Screen-Shot-2023-11-15-at-5.15.12-PM
Stephen Scarich
Stephen Scarich
1 year ago

I hope this isn’t too simplistic an ask: could anyone tell me how much parking in recently built housing developments is actually used by occupants? Anecdotal accounts welcome.

Joseph E
Joseph E
1 year ago

All public bike parking spaces in my townhouse/condo development are completely full, we are at 150% capacity.

We have 24 wall hooks in 2 bike sheds for 14 houses. There are 6 extra bikes without hooks to hang them which are squeezed into one shed, which makes it hard to get in and out. And there are another 6 bikes current parked on back porches without any proper place to lock them.

We might be able to squeeze in 3 more hooks to one of the bike sheds, but it won’t be enough for all the kids who will be getting larger bikes soon. We could encourage more people to store bikes in their houses near the front door (I think the developer intended this but didn’t put in any hooks), but it’s expensive to add hooks and people don’t like taking their bikes up and down the front steps. There are also 3 unused outdoor hooks behind one house, but they are not very secure and they are hard to access

Jay Cee
Jay Cee
1 year ago

Good news folks, we solved the housing crisis. It was that pesky bike parking all along.

JR
JR
1 year ago

Having traveled to places where many more people bike on a daily basis for transportation, (and in some cases have more bikes than people) they seem to get by just fine with mostly outdoor bike parking on public streets. I’m not losing any sleep over this minor reduction in secured indoor bike parking.

Vans
Vans
1 year ago

Surprise, surprise. : (

Charley
Charley
1 year ago

Am I reading this correctly, that the main change is the number of bike parking spaces required for each unit is lowered from 1.5 to 1 in the inner city, and 1 to .7 in the outer neighborhoods?

So…
Formerly, a 30 unit building would need 45 bike parking spaces

Under the new plan, a 30 unit building would need 30 bike parking spaces.

This is the big change that’s going to end homelessness??? This is so small-bore, compared to the larger challenges of building housing here.

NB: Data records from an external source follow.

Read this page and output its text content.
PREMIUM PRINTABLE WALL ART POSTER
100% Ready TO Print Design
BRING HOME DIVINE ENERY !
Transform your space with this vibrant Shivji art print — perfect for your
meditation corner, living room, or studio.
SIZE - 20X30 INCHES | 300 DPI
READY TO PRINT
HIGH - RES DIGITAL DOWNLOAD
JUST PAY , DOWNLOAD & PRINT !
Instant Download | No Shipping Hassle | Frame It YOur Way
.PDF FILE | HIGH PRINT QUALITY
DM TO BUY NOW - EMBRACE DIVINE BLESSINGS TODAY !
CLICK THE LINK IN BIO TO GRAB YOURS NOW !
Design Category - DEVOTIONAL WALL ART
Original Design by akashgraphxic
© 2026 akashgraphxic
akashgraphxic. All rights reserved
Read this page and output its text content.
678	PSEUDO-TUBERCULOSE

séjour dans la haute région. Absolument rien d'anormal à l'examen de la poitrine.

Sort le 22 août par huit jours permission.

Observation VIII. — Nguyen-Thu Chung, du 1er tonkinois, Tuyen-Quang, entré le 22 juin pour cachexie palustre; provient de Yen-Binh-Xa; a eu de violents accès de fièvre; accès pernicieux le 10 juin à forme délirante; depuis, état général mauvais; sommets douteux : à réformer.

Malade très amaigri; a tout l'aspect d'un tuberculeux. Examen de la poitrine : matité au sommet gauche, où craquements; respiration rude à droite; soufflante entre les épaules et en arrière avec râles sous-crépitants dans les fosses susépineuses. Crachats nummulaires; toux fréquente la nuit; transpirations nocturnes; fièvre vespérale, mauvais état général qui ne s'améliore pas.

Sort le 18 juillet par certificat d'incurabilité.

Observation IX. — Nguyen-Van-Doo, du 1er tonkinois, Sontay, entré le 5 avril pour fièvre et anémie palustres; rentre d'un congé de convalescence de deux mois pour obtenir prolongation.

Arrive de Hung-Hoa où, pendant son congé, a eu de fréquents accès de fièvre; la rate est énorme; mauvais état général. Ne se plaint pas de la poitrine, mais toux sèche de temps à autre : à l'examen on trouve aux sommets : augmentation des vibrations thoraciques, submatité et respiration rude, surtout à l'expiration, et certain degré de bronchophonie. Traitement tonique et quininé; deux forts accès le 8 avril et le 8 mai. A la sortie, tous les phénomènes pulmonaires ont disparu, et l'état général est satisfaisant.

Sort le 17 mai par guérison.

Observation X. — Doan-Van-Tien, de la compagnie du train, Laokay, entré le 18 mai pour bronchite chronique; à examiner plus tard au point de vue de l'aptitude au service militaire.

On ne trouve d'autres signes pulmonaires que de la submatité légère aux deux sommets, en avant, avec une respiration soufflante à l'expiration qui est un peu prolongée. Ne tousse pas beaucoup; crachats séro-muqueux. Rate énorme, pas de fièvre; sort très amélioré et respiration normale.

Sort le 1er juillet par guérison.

I’d be curious to see the original survey. Maybe “bike parking” rose to the top of developers’ list of complaints because interest rates, exclusionary zoning, materials costs, labor shortages, neighborhood association opposition, and bureaucratic delays weren’t on the list?

This is like fighting climate change by replacing a few light bulbs. Oh wait, that *is* how we are fighting climate change.

Watts
Watts
1 year ago
Reply to  Charley

Oh yes. “Neighborhood association opposition.”. The Great Destroyer of new housing in Portland.

rick
rick
18 hours ago

Did this horrible idea get approved?